В-четвертых, с только что сказанным связано и другое следствие. Используя процедуру «эпохе», мы не только определяем предмет, мы – и это весьма закономерно, учитывая, что Резник говорит не просто о теоретической концепции, а о проекте гражданского общества как развивающемся теоретико-практическом движении – мы таким же образом и самоопределяемся, конституируем свою собственную позицию. И позиция в этом случае получается вторичной. То есть, вполне реальной (не выдуманной), но рыхлой, неопределенной, несамобытной. Связь между концептуальным синкретизмом и вторичностью позиции хорошо зафиксировал К. Манхейм: «Чем в большей степени организованные или органические соединения подвержены распаду, тем менее способны они воспринимать конструктивные элементы истории и тем острее становится их чувствительность по отношению к невесомому и свободно парящему содержанию» [1, 121]. То есть, со склонностью к элиминации «внешних» структурированных факторов и особой «чувствительностью по отношению к невесомому и свободно парящему содержанию» мысли связано и позиционирование некоторых интеллектуалов в качестве «социально свободной парящей» группы, чей парящий интеллектуализм дает повод быть как бы выше существующих конфликтов и «снимать» эти конфликты в «духовном синтезе». Если в своей проблематизации гражданского общества Резник дает его разностороннюю и содержательную характеристику в связи с политическими процессами (тенденции общественного развития, конфликты, особенности властного режима, политические партии и идеологии, социальные группы и ассоциации и их роль в этом контексте), то в рамках указанного философского самоопределения ему логичней солидаризироваться с иной позицией, которую можно было бы обозначить следующим образом: интеллектуалы, рефлектируя «основания жизненного опыта», проясняя «элементарные основания сегодняшних тревог людей», выходят за рамки повседневности и реализуют свою политическую миссию – определяют место и шансы других индивидов. Дело не только в том, что такая «политическая» миссия имеет отчетливый оттенок «гуманитарной помощи». Проблема в том, что связь с политикой здесь имеет чересчур «тонкий» характер, так сказать «по смыслу» (поскольку по смыслу можно все связать со всем) и задним числом. Собственно политическая проблематика, ее предметное содержание не только не введено, но и представляется затруднительным само сочетание указанной рефлексии с активным исследовательским интересом к политическому проблемному полю.

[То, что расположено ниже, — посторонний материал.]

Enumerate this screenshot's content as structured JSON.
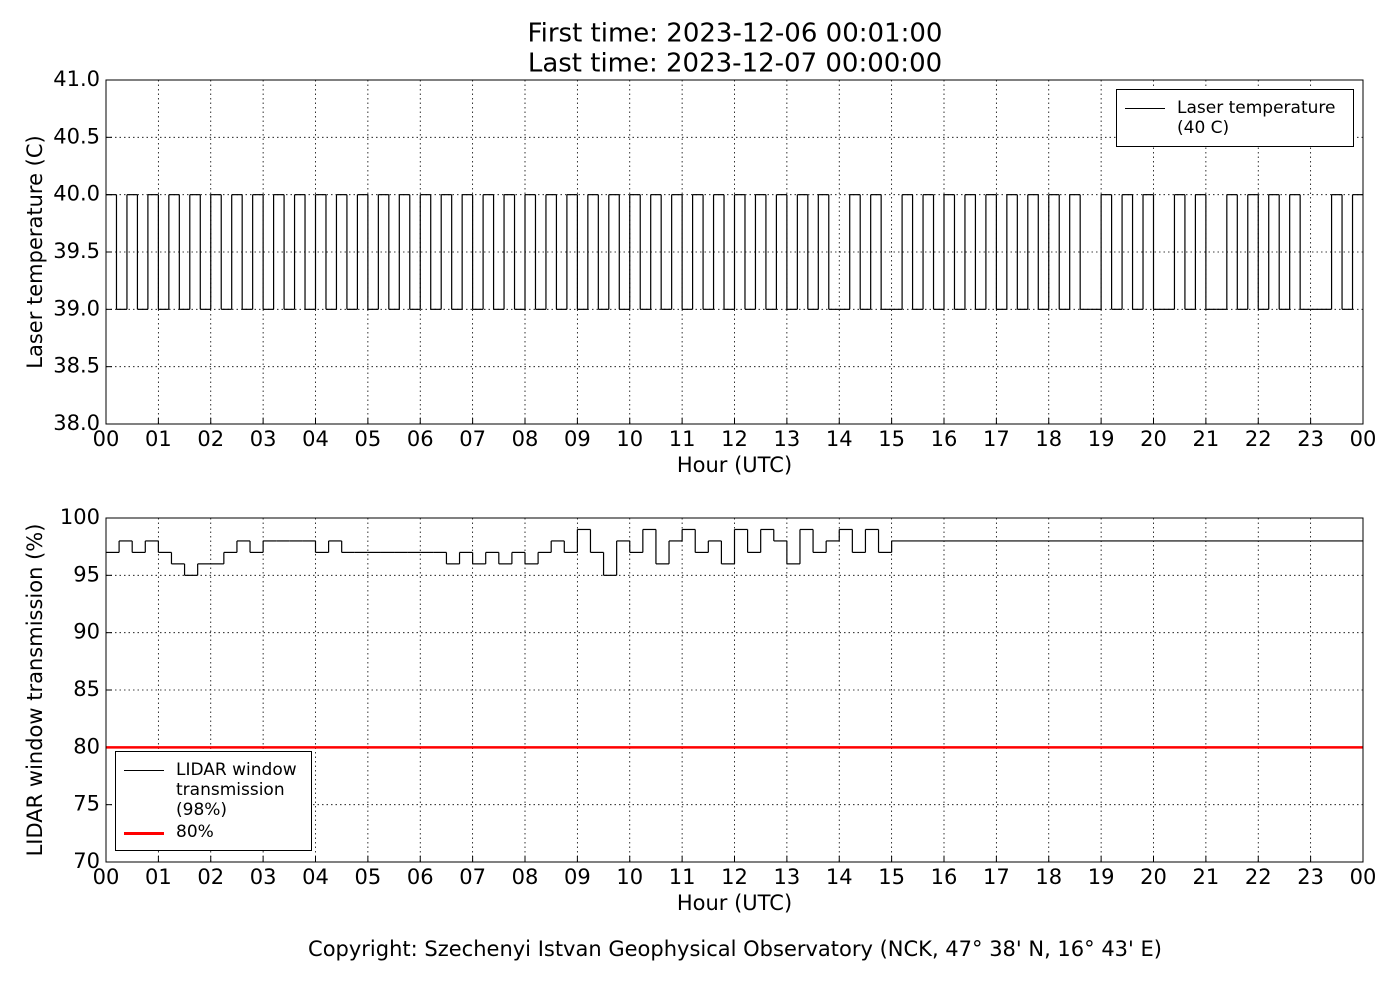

Я не вполне корректно выразился, назвав все выше перечисленные сопутствия определения через «эпохе» «последствиями». Они не следуют прямо из такого способа. Скорее, если рассматривать их в терминах «блока» (как это делал А. Грамши), они являются органическими дополнениями «эпохе». При соблюдении определенных идеологических, мировоззренческих, философских предпосылок они могут складываться (и действительно складываются) в особый интеллектуальный «праксис». И я думаю, этот «праксис» у нас сегодня у всех перед глазами. Соответственно, было бы неверно сказать, что данный интеллектуальный стиль во всей своей полноте можно обнаружить в подходе Резника. Предметный, комплексный и в значительной степени политически ангажированный подход, заявленный как в его выступлении на конгрессе, так и в его публикациях, мешает тому, чтобы этот «праксис» развился до определенного, узнаваемого вида. То есть, еще раз оговорюсь, здесь уместней говорить о наличии противоречия. Но у этого противоречия есть обратная сторона. Даже те, не вполне явные «коннотации» метода «эпохе», которые можно обнаружить в подходе Резника, противоречат теоретической предметности, социальной активности и политической определенности, заявленным в его проекте.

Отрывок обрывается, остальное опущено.